A melhora nos dados anuais do emprego apontada pelo Caged estava dentro das expectativas dos analistas de mercado. Embora o número de dispensas tenha recuado em relação a 2015, ainda não se percebe otimismo em relação ao que poderá acontecer a médio e longo prazos com a economia brasileira e com os índices de desemprego até que o governo comprove que conterá gastos e fará as reformas necessárias. “As contratações aumentam sempre entre setembro e dezembro. O que há de diferente é que, no ano passado, as perspectivas eram de turbulência muito forte no Brasil. Hoje, o país está na expectativa”, destacou o economista Emerson Casali, especialista em relações de trabalho.

“Promessas não têm efeito no ambiente de negócio. Sem a aprovação da proposta que limita as despesas, que deverá ser votada em 13 de dezembro pelo Senado, é difícil enxergar 2017”, reforçou Casali. Não foi por acaso, disse ele, que os piores resultados do Caged foram na construção civil (33.517 postos fechados), que vem tendo quedas sucessivas por conta da contração do crédito, e no setor de serviços (30.316 vagas eliminadas).

Além da construção civil, os setores de serviço e agricultura também sofreram perdas, de 30,3 mil e 12,5 mil vagas, respectivamente. “Os serviços, sobretudo, sofrem com a inadimplência do setor público, pelo atraso no pagamento de fornecedores e também pela dificuldade de honrar até os salários com o funcionalismo. Nesse cenário, uma recuperação do emprego deverá ocorrer apenas a partir do segundo semestre de 2017”, disse. O único setor que teve resultado positivo em outubro foi o comércio, com 12,9 mil postos a mais.

 

Sustos

Para Eduardo Velho, economista-chefe da A2A Asset INVX, o lado levemente positivo é que o Caged indicou que “o fundo do poço já passou”. As dispensas ainda vão continuar crescendo nos próximos meses, porém em ritmo mais lento. “A taxa de desemprego, em 2014, era de cerca de 5%. Hoje, está em 12%, e devemos chegar, no início do ano que vem, a 13%. Ainda é uma paulada. Não dá para ter otimismo. Os empresários estão cautelosos e dificilmente vão iniciar investimentos. No entanto, eles já ajustaram o orçamento. Não esperam mais grandes sustos. Essa é a diferença”, analisou Velho.

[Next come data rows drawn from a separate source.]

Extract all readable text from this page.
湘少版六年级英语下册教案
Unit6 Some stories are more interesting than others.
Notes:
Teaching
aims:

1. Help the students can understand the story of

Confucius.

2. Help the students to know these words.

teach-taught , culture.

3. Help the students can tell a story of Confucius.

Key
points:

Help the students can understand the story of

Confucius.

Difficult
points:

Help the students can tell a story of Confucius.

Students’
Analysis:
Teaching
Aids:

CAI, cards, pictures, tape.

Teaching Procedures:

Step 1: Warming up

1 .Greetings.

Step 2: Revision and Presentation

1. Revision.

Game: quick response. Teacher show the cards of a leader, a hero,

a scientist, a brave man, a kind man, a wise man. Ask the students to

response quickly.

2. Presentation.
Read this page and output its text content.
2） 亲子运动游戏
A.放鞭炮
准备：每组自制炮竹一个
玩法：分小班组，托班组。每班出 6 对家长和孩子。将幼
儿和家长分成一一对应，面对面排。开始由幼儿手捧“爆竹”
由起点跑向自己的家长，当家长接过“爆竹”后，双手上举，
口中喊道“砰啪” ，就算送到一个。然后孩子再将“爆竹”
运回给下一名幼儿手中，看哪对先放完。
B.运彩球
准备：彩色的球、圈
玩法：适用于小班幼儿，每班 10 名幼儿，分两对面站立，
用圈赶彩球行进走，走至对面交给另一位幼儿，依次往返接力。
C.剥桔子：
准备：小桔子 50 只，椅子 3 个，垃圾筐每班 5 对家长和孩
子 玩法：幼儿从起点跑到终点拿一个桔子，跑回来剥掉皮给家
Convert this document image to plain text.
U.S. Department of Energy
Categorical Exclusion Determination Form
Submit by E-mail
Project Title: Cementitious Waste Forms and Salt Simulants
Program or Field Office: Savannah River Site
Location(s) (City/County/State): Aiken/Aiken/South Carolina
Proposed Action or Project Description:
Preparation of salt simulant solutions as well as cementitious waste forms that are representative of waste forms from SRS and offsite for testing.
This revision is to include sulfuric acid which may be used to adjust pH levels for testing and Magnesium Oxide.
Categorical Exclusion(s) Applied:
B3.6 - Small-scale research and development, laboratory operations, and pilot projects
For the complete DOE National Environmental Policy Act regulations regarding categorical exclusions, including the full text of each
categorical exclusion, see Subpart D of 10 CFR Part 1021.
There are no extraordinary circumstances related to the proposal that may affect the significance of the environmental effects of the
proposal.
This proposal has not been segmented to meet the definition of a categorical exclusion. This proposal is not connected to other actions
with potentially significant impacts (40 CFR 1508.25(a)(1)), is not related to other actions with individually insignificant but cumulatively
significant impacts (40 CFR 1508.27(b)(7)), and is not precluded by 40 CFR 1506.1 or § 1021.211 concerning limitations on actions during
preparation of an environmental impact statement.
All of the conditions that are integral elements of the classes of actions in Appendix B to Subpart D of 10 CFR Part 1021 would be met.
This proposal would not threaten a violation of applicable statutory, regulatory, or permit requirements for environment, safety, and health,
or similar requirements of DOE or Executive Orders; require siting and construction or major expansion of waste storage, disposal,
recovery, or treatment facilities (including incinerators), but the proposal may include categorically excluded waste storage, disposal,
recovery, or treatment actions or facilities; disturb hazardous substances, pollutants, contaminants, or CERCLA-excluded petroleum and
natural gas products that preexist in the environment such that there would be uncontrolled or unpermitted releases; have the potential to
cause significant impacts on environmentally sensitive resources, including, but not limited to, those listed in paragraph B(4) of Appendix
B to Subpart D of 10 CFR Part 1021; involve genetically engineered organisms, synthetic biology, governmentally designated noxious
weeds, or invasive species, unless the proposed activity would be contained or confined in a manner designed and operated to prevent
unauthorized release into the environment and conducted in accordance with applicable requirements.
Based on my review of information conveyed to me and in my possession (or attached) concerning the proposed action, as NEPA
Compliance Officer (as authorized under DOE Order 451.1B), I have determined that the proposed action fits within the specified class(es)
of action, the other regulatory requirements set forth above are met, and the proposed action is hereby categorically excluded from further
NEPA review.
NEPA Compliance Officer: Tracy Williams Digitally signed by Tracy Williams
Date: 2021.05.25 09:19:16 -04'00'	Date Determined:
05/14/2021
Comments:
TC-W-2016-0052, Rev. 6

Ajudará a dissipar as dúvidas do empresariado, além das propaladas reformas alardeadas pela equipe econômica, mais uma queda nos juros básicos da economia de 0,25% (para 13,75%), ainda em novembro, disse Velho.

“A trajetória da inflação também está sendo observada. O mercado já reagiu e reduziu o crescimento econômico para 1%. Se a inflação não for contida e apontar a possibilidade de ultrapassar os 4,7% em 2017, a situação pode se complicar”, destacou Velho.